Celgene has announced that adult patients in England and Wales with chronic plaque psoriasis will now have access to oral OTEZLA® (apremilast) following a positive final appraisal determination from the National Institute for Health and Care Excellence (NICE).1 The decision is the conclusion of a NICE Rapid Review, and ensures patients in England and Wales join those in Scotland, who have been benefitting from access to OTEZLA since it was recommended by the Scottish Medicines Consortium (SMC) in June 2015.

Psoriasis, an inflammatory disease of the skin,4 is estimated to affect around 960,000 adults in the UK.5,6 Despite there being a number of effective treatment options available for psoriasis, evidence suggests that a substantial proportion of people with psoriasis recognise the need for new treatments.7

Professor Chris Griffiths, Professor of Dermatology, University of Manchester commented: "NICE's decision to recommend apremilast for the treatment of psoriasis is an important step forward in the management of a disease which for many patients can have a significant detrimental effect on their lives. Apremilast offers patients a much needed new oral treatment option that does not require routine laboratory monitoring. Clinical trials of apremilast demonstrated a reduction in severity of psoriasis and associated itching as well as improvement in hard to treat areas, such as the nails and scalp. The drug has the potential to fill an important gap in the psoriasis treatment pathway and its introduction is welcomed by patients and healthcare practitioners."

Unlike current systemic treatments available for psoriasis, OTEZLA does not require regular laboratory monitoring or pre‐treatment screening,2,3 which may help reduce the burden of hospital visits for patients.

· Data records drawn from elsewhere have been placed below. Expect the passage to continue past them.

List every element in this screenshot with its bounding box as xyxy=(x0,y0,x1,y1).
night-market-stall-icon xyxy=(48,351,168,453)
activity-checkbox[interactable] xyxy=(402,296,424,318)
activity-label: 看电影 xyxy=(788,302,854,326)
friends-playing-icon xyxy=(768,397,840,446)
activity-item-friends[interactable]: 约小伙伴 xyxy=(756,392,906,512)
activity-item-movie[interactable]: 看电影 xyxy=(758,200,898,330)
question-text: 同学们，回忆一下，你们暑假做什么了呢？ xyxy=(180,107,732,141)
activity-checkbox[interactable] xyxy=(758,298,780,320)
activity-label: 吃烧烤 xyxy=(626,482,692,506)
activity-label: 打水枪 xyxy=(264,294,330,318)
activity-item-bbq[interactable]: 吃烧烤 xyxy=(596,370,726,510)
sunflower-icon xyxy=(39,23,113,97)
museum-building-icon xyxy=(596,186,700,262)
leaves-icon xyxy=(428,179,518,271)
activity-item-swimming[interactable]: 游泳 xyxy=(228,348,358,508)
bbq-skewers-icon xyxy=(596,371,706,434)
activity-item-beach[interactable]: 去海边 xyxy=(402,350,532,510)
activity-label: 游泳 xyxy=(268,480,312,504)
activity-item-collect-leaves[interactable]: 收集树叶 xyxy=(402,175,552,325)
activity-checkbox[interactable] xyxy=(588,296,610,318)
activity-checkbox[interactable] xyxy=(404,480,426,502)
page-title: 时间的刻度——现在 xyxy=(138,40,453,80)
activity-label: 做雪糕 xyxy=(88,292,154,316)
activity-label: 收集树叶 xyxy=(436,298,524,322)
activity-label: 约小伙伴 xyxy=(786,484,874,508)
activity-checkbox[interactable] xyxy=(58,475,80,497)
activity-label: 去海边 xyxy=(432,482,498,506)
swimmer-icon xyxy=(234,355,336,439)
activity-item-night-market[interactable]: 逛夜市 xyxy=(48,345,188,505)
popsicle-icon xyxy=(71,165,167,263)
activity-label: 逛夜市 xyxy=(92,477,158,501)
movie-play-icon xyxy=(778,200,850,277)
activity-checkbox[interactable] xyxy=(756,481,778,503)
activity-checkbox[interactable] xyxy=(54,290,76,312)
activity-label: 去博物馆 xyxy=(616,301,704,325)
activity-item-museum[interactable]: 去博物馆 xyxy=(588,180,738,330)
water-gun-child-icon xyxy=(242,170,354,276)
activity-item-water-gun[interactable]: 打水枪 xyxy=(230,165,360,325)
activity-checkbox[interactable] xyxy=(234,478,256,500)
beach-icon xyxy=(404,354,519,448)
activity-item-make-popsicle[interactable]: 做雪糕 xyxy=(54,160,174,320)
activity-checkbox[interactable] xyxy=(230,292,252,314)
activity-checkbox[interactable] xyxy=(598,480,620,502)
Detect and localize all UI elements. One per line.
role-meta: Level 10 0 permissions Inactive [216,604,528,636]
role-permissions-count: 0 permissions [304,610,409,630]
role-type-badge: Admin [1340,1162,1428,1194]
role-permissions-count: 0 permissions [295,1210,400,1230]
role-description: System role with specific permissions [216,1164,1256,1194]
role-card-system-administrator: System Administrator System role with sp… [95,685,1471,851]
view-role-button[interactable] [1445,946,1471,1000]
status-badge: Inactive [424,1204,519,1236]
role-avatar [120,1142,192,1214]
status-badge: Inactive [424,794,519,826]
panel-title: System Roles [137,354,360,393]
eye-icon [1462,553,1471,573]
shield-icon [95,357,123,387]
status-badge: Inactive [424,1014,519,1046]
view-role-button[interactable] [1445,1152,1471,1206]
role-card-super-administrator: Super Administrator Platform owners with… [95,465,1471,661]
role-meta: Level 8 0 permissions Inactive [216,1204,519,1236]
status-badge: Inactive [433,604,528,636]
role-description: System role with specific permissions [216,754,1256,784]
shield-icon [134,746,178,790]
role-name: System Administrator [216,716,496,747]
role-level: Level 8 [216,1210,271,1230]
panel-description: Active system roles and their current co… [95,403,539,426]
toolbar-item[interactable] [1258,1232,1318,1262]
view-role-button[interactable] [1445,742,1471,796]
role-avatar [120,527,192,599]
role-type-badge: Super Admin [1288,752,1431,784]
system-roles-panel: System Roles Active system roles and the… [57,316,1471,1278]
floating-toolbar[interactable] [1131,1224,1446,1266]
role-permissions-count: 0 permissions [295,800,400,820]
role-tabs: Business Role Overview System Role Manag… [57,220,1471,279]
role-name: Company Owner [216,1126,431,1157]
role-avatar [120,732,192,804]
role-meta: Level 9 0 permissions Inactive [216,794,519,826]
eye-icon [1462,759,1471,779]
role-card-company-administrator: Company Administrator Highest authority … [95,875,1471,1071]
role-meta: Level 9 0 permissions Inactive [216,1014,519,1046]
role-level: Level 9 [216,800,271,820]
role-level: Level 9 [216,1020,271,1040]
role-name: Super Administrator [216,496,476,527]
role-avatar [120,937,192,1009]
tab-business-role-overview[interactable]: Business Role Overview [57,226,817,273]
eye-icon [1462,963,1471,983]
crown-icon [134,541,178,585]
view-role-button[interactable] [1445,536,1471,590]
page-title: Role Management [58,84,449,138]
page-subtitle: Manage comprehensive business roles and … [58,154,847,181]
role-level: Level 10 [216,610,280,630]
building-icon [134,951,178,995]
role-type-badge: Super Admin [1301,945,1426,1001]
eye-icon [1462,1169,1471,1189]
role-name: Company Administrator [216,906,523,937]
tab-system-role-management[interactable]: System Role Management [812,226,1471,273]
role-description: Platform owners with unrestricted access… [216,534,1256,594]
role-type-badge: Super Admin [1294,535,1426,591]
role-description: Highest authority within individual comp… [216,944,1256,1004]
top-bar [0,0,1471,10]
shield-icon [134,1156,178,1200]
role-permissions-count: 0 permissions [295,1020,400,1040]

NICE recognises the clinical benefit and innovation of OTEZLA by recommending it for use in England and Wales as an option for treating chronic plaque psoriasis in adults whose disease has not responded to other systemic therapies, including ciclosporin, methotrexate and PUVA (psoralen and ultraviolet‐A light), or when these treatments are contraindicated or not tolerated, only if:

  • the disease is severe, as defined by a total Psoriass Area Severity Index (PASI) of 10 or more and a Dermatology Life Quality Index (DLQI) of more than 101

OTEZLA, a tablet, has a novel mechanism of action reducing the activity of an enzyme called phosphodiesterase 4 (PDE4). PDE4 has been implicated in the process of inflammation. By reducing the activity of this enzyme, OTEZLA can help to modulate the inflammatory process associated with psoriasis.8,9 Over 100,000 patients worldwide have already been treated with OTEZLA.10

In clinical trials, treatment with OTEZLA for psoriasis showed a reduction in psoriatic skin plaques and other signs and symptoms of the disease including itch, skin pain and discomfort.11,12 OTEZLA also showed improvements in nail and scalp psoriasis2,12 and the quality of life in patients with psoriasis.2 Most adverse reactions were considered to be mild or moderate in severity. Gastrointestinal (GI) symptoms including nausea and diarrhoea were the most commonly reported adverse reactions in the Phase III clinical studies.2 In a long‐term pooled analyses for patients taking OTEZLA up to 182 weeks, there was no increase in severity or frequency of adverse events.13

OTEZLA is currently undergoing NICE Rapid Review for active psoriatic arthritis. A positive Appraisal Consultation Document (ACD) recommending OTEZLA for use in the NHS was issued by NICE on 11th October 2016.14 A final decision is expected later this year.